- Artist
- Sir Anish Kapoor CBE RA born 1954
- Medium
- Polystyrene, cement, earth, acrylic and pigment
- Dimensions
- Overall display dimensions variable
- Collection
- Tate
- Acquisition
- Presented by the American Fund for the Tate Gallery, courtesy of the Carol and Arthur Goldberg Collection in honour of the New Museum of Contemporary Art, New York City 2012
- Reference
- T13695
Summary
This untitled sculpture comprises three ground-based, free-standing forms placed in a diagonal row, and a fourth form affixed above them on the gallery wall. Each shape evokes a hybrid of the natural and the man-made, as they are abstract and stylised yet curiously organic. The relationship between the four separate forms is determined by their shared colour – an intense blue – and their spatial alignment – a geometrical arrangement that seems to link the forms together. This arrangement encourages the spectator to read the ground-based forms consecutively in terms of height, from the lowest, which is furthest from the wall, to the tallest, which is closest to the wall. The lowest is round, but unevenly so, resembling a coiled ball. The next juxtaposes a spiked base of outward-thrusting cones coloured grey with a rounded, phallic upper part coloured blue. The tallest unites a round base with a conical top; its undulating surface evokes the textures of draped fabric or waves.

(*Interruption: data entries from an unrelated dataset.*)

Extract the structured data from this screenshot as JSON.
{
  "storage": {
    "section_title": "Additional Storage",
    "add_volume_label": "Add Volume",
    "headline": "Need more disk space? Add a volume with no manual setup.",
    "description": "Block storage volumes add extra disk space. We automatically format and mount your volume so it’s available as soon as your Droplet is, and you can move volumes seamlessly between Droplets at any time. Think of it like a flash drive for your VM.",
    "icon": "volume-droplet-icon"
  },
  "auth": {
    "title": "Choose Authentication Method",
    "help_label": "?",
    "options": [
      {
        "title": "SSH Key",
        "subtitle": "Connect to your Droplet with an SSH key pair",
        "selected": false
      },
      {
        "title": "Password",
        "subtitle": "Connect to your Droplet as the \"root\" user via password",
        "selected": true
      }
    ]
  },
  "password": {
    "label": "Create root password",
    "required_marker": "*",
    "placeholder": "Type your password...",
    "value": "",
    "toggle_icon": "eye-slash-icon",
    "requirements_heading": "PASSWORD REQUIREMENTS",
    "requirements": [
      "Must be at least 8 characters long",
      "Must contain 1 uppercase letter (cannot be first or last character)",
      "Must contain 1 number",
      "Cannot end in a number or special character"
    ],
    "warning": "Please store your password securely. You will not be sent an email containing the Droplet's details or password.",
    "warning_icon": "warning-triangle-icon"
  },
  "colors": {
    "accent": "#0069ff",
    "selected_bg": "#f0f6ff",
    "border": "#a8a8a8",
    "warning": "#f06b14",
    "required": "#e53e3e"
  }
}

On the wall, the slightly flattened ball shape of the fourth form resembles a stylized rose bloom.
Kapoor used bright pigments in much of his sculpture of the 1980s. The artist was brought up in India, and studied art in London at Hornsey College of Art (1973–7) and Chelsea School of Art and Design (1977–8). In 1979, he returned to India on a visit, and afterwards began to use pure pigments in primary hues, evoking not only the colours he had rediscovered in India, but also the use of powder in religious ritual; see, for example, As if to Celebrate, I Discovered a Mountain Blooming with Red Flowers 1981 (T03675). Kapoor used dense Prussian blue for some of the works in this group (see At the Hub of Things 1987, reproduced in Celant, p.89), but the colour used in Untitled 1983 is exceptionally vivid. Blue pigment transforms the appearance of the polystyrene of which the sculpture is principally made, but it conceals not only the material used but the artist’s techniques as well. Kapoor has explained:
What is important about these works is not that they are made out of pigment. The curious thing is that they appear to be made out of pigment. ‘Truth to materials,’ which was a big thing when I first started making sculpture, seemed to hold the whole thinking about sculpture down to the nuts and bolts of its factual realities. It said that what you see is what you get, and I think that art is exactly the opposite. What you see is not what you get! For me the illusory is more poetically truthful than the ‘real’. People would often wonder about the pigment pieces – are they really made of pigment? Well, some of them are and some of them aren’t, and that has never been a problem for me since I believe an object is read through its skin. I wanted to put truth to materials to one side and say that art is about lots of things that are not present.
(Quoted in Baume, p.40.)
The intensely saturated but powdery colour produced by pure pigment, whether blue, red or yellow, makes the solid forms of the pigmented floor pieces seem curiously porous, nebulous and fragile. As with other works from this group of sculptures, Kapoor’s use of pigment gives Untitled 1983 a sensual quality that emphasises the object’s tactility. The apparent relationship between each component of the sculpture makes the whole seem self contained, ordered and symbolic, even though the nature of that relationship and its symbolism remains unexplained. The artist has commented:
I like the idea that the object has its own Gestalt, its own resolvedness, even as it accumulates other layers of meaning. I’m not talking about narrative. They may have references, but they are not narrative objects: they don’t delineate the process of their own making. At the same time, there is a suggestion of ritual in the layout, the sprinkling of pigment, the delicacy of the surface.
(Quoted in Baume, p.40.)
Further Reading:
Nicholas Baume, ed., Anish Kapoor: Past, Present, Future, exhibition catalogue, Institute of Contemporary Art, Boston 2008.
Germano Celant, Anish Kapoor, London 1996.
Marco Livingstone, Anish Kapoor: Feeling Into Form, exhibition catalogue, Walker Art Gallery, Liverpool, and Le Nouveau Musée, Lyon 1983.